Jemima Khan’s script leans into its breezy, twee moments, balancing them with shades of introspection as Lily contrasts her own dating life, shared through the use of post-modern, deconstructed fairy tales like Beauty and the Beast, Snow White, and Cinderella.  In Zoe’s version of these stories, there are no “happily ever afters”; the tropes these stories represent – most particularly the idea of marriage as a conclusion, of marriage as the happy ending to all relationships – are broken down and viewed in contrast to Kaz’s route to marriage – arranged, or, as he prefers “assisted”, as a way of preserving a link to his cultural roots.  Kaz might be the image of a modern British man in many ways, but, as he points out to Zoe, in the end he can never forget that he is South Asian, that he is, as he says, “brown”, because he lives in a society that ultimately never lets him forget it.  “Number 47, number 49 different continents” he reminds Zoe, a quick shorthand that neatly sums up they might grow up on the same street, be friends and neighbours for years, but someone is always going to remind Kaz that he is British-born, and not British.

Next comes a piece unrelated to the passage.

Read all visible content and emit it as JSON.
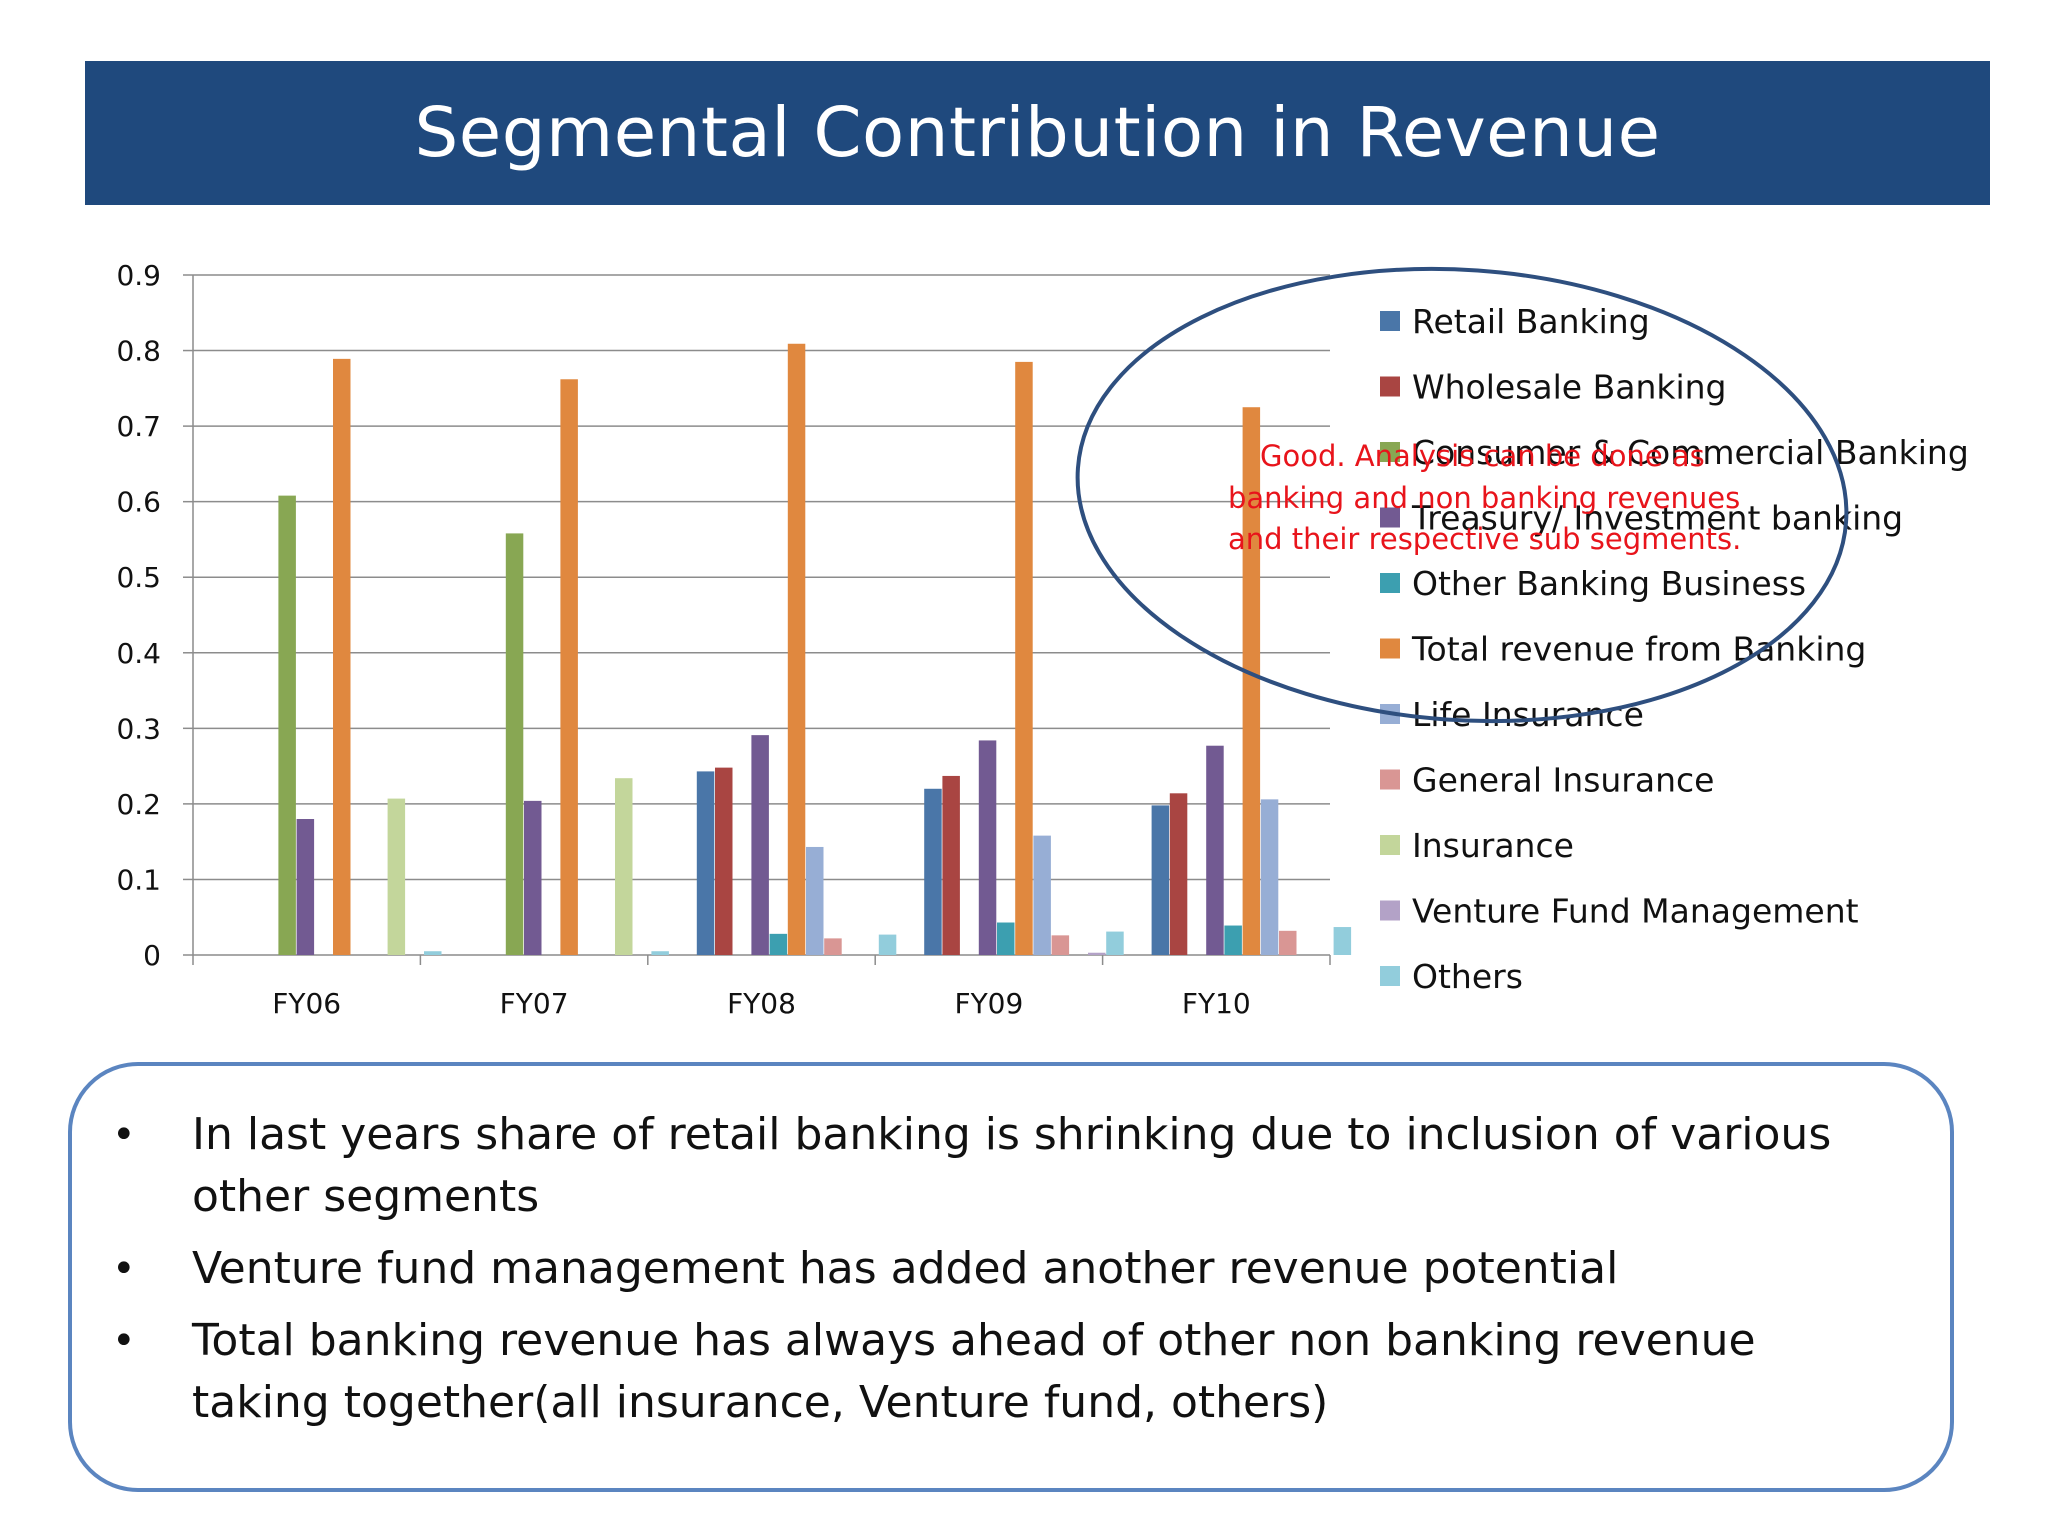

This is further reinforced by Zoe’s mother, Cath (Emma Thomson), who revels in the culture of her neighbours– this is meant to be comedy, but there is something profoundly sad about the fact that Cath, open to her neighbours and delighted to be included in their family events – still manages to “other” or exoticize them.  She might mean well, but she also illustrates Kaz’s central point:  no matter that he is born in Britain, smokes, plays football, in the end, he’s always going to be diminished or exoticized.

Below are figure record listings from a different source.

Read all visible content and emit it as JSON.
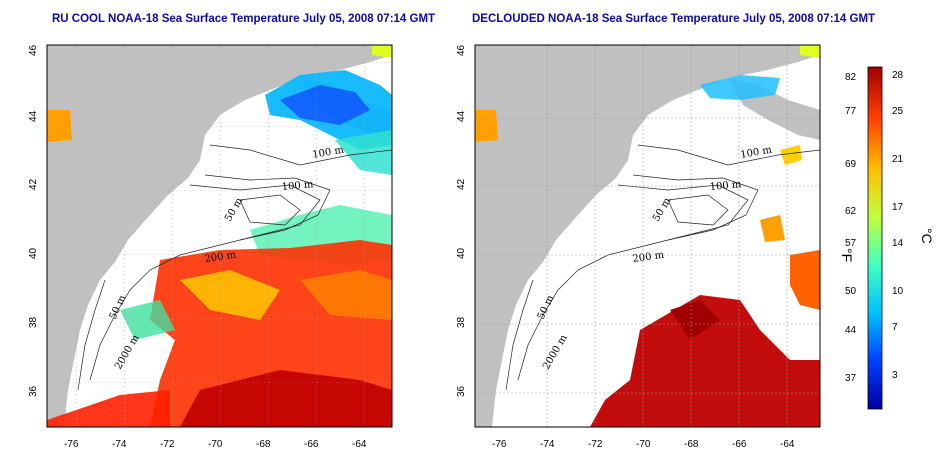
{
  "panels": [
    {
      "id": "left",
      "title": "RU COOL NOAA-18 Sea Surface Temperature July 05, 2008 07:14 GMT",
      "x_ticks": [
        "-76",
        "-74",
        "-72",
        "-70",
        "-68",
        "-66",
        "-64"
      ],
      "y_ticks": [
        "46",
        "44",
        "42",
        "40",
        "38",
        "36"
      ],
      "contour_labels": [
        "100 m",
        "100 m",
        "50 m",
        "200 m",
        "50 m",
        "2000 m"
      ]
    },
    {
      "id": "right",
      "title": "DECLOUDED NOAA-18 Sea Surface Temperature July 05, 2008 07:14 GMT",
      "x_ticks": [
        "-76",
        "-74",
        "-72",
        "-70",
        "-68",
        "-66",
        "-64"
      ],
      "y_ticks": [
        "46",
        "44",
        "42",
        "40",
        "38",
        "36"
      ],
      "contour_labels": [
        "100 m",
        "100 m",
        "50 m",
        "200 m",
        "50 m",
        "2000 m"
      ]
    }
  ],
  "colorbar": {
    "fahrenheit_ticks": [
      "82",
      "77",
      "69",
      "62",
      "57",
      "50",
      "44",
      "37"
    ],
    "celsius_ticks": [
      "28",
      "25",
      "21",
      "17",
      "14",
      "10",
      "7",
      "3"
    ],
    "fahrenheit_label": "°F",
    "celsius_label": "°C",
    "colors": [
      "#0000a0",
      "#0040ff",
      "#00c0ff",
      "#40ffc0",
      "#c0ff40",
      "#ffc000",
      "#ff4000",
      "#a00000"
    ]
  },
  "colors": {
    "land": "#c0c0c0",
    "ocean": "#ffffff",
    "title": "#0a0aa0"
  }
}
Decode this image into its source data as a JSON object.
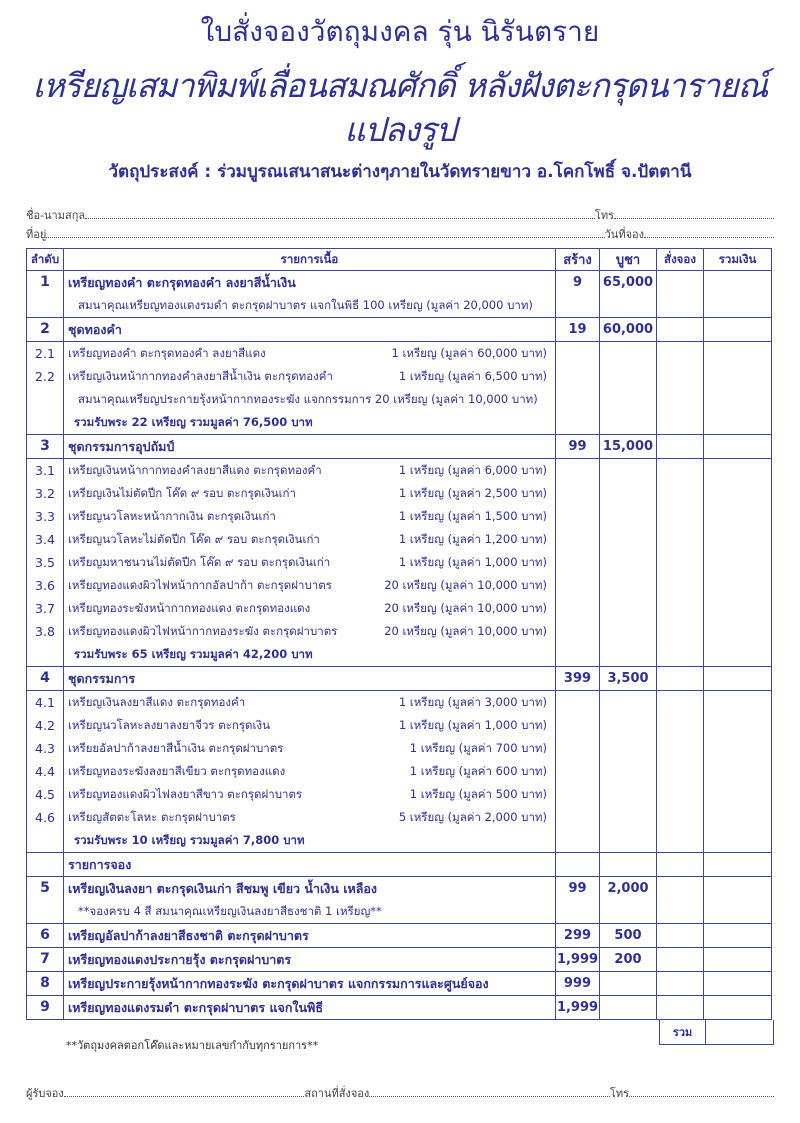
{
  "header": {
    "title": "ใบสั่งจองวัตถุมงคล รุ่น นิรันตราย",
    "subtitle": "เหรียญเสมาพิมพ์เลื่อนสมณศักดิ์ หลังฝังตะกรุดนารายณ์แปลงรูป",
    "purpose": "วัตถุประสงค์ : ร่วมบูรณเสนาสนะต่างๆภายในวัดทรายขาว อ.โคกโพธิ์ จ.ปัตตานี"
  },
  "form": {
    "name_label": "ชื่อ-นามสกุล",
    "phone_label": "โทร",
    "address_label": "ที่อยู่",
    "date_label": "วันที่จอง"
  },
  "table": {
    "headers": [
      "ลำดับ",
      "รายการเนื้อ",
      "สร้าง",
      "บูชา",
      "สั่งจอง",
      "รวมเงิน"
    ],
    "rows": [
      {
        "nums": [
          {
            "t": "1",
            "bold": true
          },
          {
            "t": ""
          }
        ],
        "lines": [
          {
            "text": "เหรียญทองคำ ตะกรุดทองคำ ลงยาสีน้ำเงิน",
            "type": "bold"
          },
          {
            "text": "สมนาคุณเหรียญทองแดงรมดำ ตะกรุดฝาบาตร แจกในพิธี 100 เหรียญ (มูลค่า 20,000 บาท)",
            "type": "ind"
          }
        ],
        "build": "9",
        "price": "65,000"
      },
      {
        "nums": [
          {
            "t": "2",
            "bold": true
          }
        ],
        "lines": [
          {
            "text": "ชุดทองคำ",
            "type": "bold"
          }
        ],
        "build": "19",
        "price": "60,000"
      },
      {
        "nums": [
          {
            "t": "2.1"
          },
          {
            "t": "2.2"
          },
          {
            "t": ""
          },
          {
            "t": ""
          }
        ],
        "lines": [
          {
            "text": "เหรียญทองคำ ตะกรุดทองคำ ลงยาสีแดง",
            "qty": "1 เหรียญ (มูลค่า 60,000 บาท)"
          },
          {
            "text": "เหรียญเงินหน้ากากทองคำลงยาสีน้ำเงิน ตะกรุดทองคำ",
            "qty": "1 เหรียญ (มูลค่า 6,500 บาท)"
          },
          {
            "text": "สมนาคุณเหรียญประกายรุ้งหน้ากากทองระฆัง แจกกรรมการ 20 เหรียญ (มูลค่า 10,000 บาท)",
            "type": "ind"
          },
          {
            "text": "รวมรับพระ 22 เหรียญ รวมมูลค่า 76,500 บาท",
            "type": "sum"
          }
        ],
        "build": "",
        "price": ""
      },
      {
        "nums": [
          {
            "t": "3",
            "bold": true
          }
        ],
        "lines": [
          {
            "text": "ชุดกรรมการอุปถัมป์",
            "type": "bold"
          }
        ],
        "build": "99",
        "price": "15,000"
      },
      {
        "nums": [
          {
            "t": "3.1"
          },
          {
            "t": "3.2"
          },
          {
            "t": "3.3"
          },
          {
            "t": "3.4"
          },
          {
            "t": "3.5"
          },
          {
            "t": "3.6"
          },
          {
            "t": "3.7"
          },
          {
            "t": "3.8"
          },
          {
            "t": ""
          }
        ],
        "lines": [
          {
            "text": "เหรียญเงินหน้ากากทองคำลงยาสีแดง  ตะกรุดทองคำ",
            "qty": "1 เหรียญ (มูลค่า 6,000 บาท)"
          },
          {
            "text": "เหรียญเงินไม่ตัดปีก โค๊ด ๙ รอบ ตะกรุดเงินเก่า",
            "qty": "1 เหรียญ (มูลค่า 2,500 บาท)"
          },
          {
            "text": "เหรียญนวโลหะหน้ากากเงิน ตะกรุดเงินเก่า",
            "qty": "1 เหรียญ (มูลค่า 1,500 บาท)"
          },
          {
            "text": "เหรียญนวโลหะไม่ตัดปีก โค๊ด ๙ รอบ ตะกรุดเงินเก่า",
            "qty": "1 เหรียญ (มูลค่า 1,200 บาท)"
          },
          {
            "text": "เหรียญมหาชนวนไม่ตัดปีก โค๊ด ๙ รอบ ตะกรุดเงินเก่า",
            "qty": "1 เหรียญ (มูลค่า 1,000 บาท)"
          },
          {
            "text": "เหรียญทองแดงผิวไฟหน้ากากอัลปาก้า ตะกรุดฝาบาตร",
            "qty": "20 เหรียญ (มูลค่า 10,000 บาท)"
          },
          {
            "text": "เหรียญทองระฆังหน้ากากทองแดง ตะกรุดทองแดง",
            "qty": "20 เหรียญ (มูลค่า 10,000 บาท)"
          },
          {
            "text": "เหรียญทองแดงผิวไฟหน้ากากทองระฆัง ตะกรุดฝาบาตร",
            "qty": "20 เหรียญ (มูลค่า 10,000 บาท)"
          },
          {
            "text": "รวมรับพระ 65 เหรียญ รวมมูลค่า 42,200 บาท",
            "type": "sum"
          }
        ],
        "build": "",
        "price": ""
      },
      {
        "nums": [
          {
            "t": "4",
            "bold": true
          }
        ],
        "lines": [
          {
            "text": "ชุดกรรมการ",
            "type": "bold"
          }
        ],
        "build": "399",
        "price": "3,500"
      },
      {
        "nums": [
          {
            "t": "4.1"
          },
          {
            "t": "4.2"
          },
          {
            "t": "4.3"
          },
          {
            "t": "4.4"
          },
          {
            "t": "4.5"
          },
          {
            "t": "4.6"
          },
          {
            "t": ""
          }
        ],
        "lines": [
          {
            "text": "เหรียญเงินลงยาสีแดง ตะกรุดทองคำ",
            "qty": "1 เหรียญ (มูลค่า 3,000 บาท)"
          },
          {
            "text": "เหรียญนวโลหะลงยาลงยาจีวร ตะกรุดเงิน",
            "qty": "1 เหรียญ (มูลค่า 1,000 บาท)"
          },
          {
            "text": "เหรียยอัลปาก้าลงยาสีน้ำเงิน ตะกรุดฝาบาตร",
            "qty": "1 เหรียญ (มูลค่า 700 บาท)"
          },
          {
            "text": "เหรียญทองระฆังลงยาสีเขียว ตะกรุดทองแดง",
            "qty": "1 เหรียญ (มูลค่า 600 บาท)"
          },
          {
            "text": "เหรียญทองแดงผิวไฟลงยาสีขาว ตะกรุดฝาบาตร",
            "qty": "1 เหรียญ (มูลค่า 500 บาท)"
          },
          {
            "text": "เหรียญสัตตะโลหะ ตะกรุดฝาบาตร",
            "qty": "5 เหรียญ (มูลค่า 2,000 บาท)"
          },
          {
            "text": "รวมรับพระ 10 เหรียญ รวมมูลค่า 7,800 บาท",
            "type": "sum"
          }
        ],
        "build": "",
        "price": ""
      },
      {
        "nums": [
          {
            "t": ""
          }
        ],
        "lines": [
          {
            "text": "รายการจอง",
            "type": "bold"
          }
        ],
        "build": "",
        "price": ""
      },
      {
        "nums": [
          {
            "t": "5",
            "bold": true
          },
          {
            "t": ""
          }
        ],
        "lines": [
          {
            "text": "เหรียญเงินลงยา ตะกรุดเงินเก่า  สีชมพู  เขียว  น้ำเงิน  เหลือง",
            "type": "bold"
          },
          {
            "text": "**จองครบ 4 สี สมนาคุณเหรียญเงินลงยาสีธงชาติ 1 เหรียญ**",
            "type": "ind"
          }
        ],
        "build": "99",
        "price": "2,000"
      },
      {
        "nums": [
          {
            "t": "6",
            "bold": true
          }
        ],
        "lines": [
          {
            "text": "เหรียญอัลปาก้าลงยาสีธงชาติ ตะกรุดฝาบาตร",
            "type": "bold"
          }
        ],
        "build": "299",
        "price": "500"
      },
      {
        "nums": [
          {
            "t": "7",
            "bold": true
          }
        ],
        "lines": [
          {
            "text": "เหรียญทองแดงประกายรุ้ง ตะกรุดฝาบาตร",
            "type": "bold"
          }
        ],
        "build": "1,999",
        "price": "200"
      },
      {
        "nums": [
          {
            "t": "8",
            "bold": true
          }
        ],
        "lines": [
          {
            "text": "เหรียญประกายรุ้งหน้ากากทองระฆัง ตะกรุดฝาบาตร แจกกรรมการและศูนย์จอง",
            "type": "bold"
          }
        ],
        "build": "999",
        "price": ""
      },
      {
        "nums": [
          {
            "t": "9",
            "bold": true
          }
        ],
        "lines": [
          {
            "text": "เหรียญทองแดงรมดำ ตะกรุดฝาบาตร แจกในพิธี",
            "type": "bold"
          }
        ],
        "build": "1,999",
        "price": ""
      }
    ],
    "total_label": "รวม"
  },
  "footer": {
    "note": "**วัตถุมงคลตอกโค๊ดและหมายเลขกำกับทุกรายการ**",
    "receiver_label": "ผู้รับจอง",
    "place_label": "สถานที่สั่งจอง",
    "phone_label": "โทร"
  }
}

It’s also disappointing that Cath is, mostly, a bit one-note, played entirely for comedy – Emma Thomson manages to portray her with a bit of frivolity, though the character occasionally gets in the way of what’s going on, inserting herself thoughtlessly where she doesn’t belong, rather than giving the scenes what is meant to be lightness. Cath is the character that’s used to prove Kaz’s point about being from a different world than Zoe, even though they grew up right next door to each other.  She doesn’t understand why they have to leave for the airport so early – as Kaz tells her, it’s so he has time to be “randomly selected” in the security checks.  When Cath calls Kaz’s brother’s wedding “exotic”, Zoe notes that’s code for good foreign, versus bad foreign.  And yet, Zoe holds misconceptions as well, even if they aren’t as blatant as what comes out of Cath’s largely unfiltered mouth. 

But the film revels in its contrasts and comparisons.  We have the traditional, arranged relationship between Kaz and Maymouna, but we also have one between Zoe and the veterinarian, James (Oliver Chris).  There is irony in the fact that Zoe settles into this relationship – which she defines as dependable.  She hasn’t been swept off her feet.  He didn’t take her breath away.  She fell in “like” with a man her mother arranged for her to meet, noting some of the same values that Kaz was looking for: –dependability, likeability, comfort – rather than a frothy, romantic fantasy.

The centre of the film – as it should be with a rom-com – is the easy, breezy relationship between childhood friends Zoe and Kaz.  It’s fascinating to watch their complicity, the things they find easy to discuss – as well as the tension filled moments where they hold back from saying what they’re thinking. 

Overall, though, the film is more somber than sparkle, exploring the nature of relationships, arranged or otherwise, and the role family plays in them.  Shekhar Kapur constructs these moments carefully and thoughtfully, giving us much to think about even as we are swept up in the beauty of a wedding in Lahore, and the magic of stumbling across a beautiful and meaningful qawwali performance. Kapur’s film reminds us that even though fairy tale weddings do happen, not everyone gets a fairy tale style happily ever after.  Sometimes, we just have to have faith that we can fall into like, which might turn into love – whatever that means – but, more importantly, we will be surrounded by the people who care for us.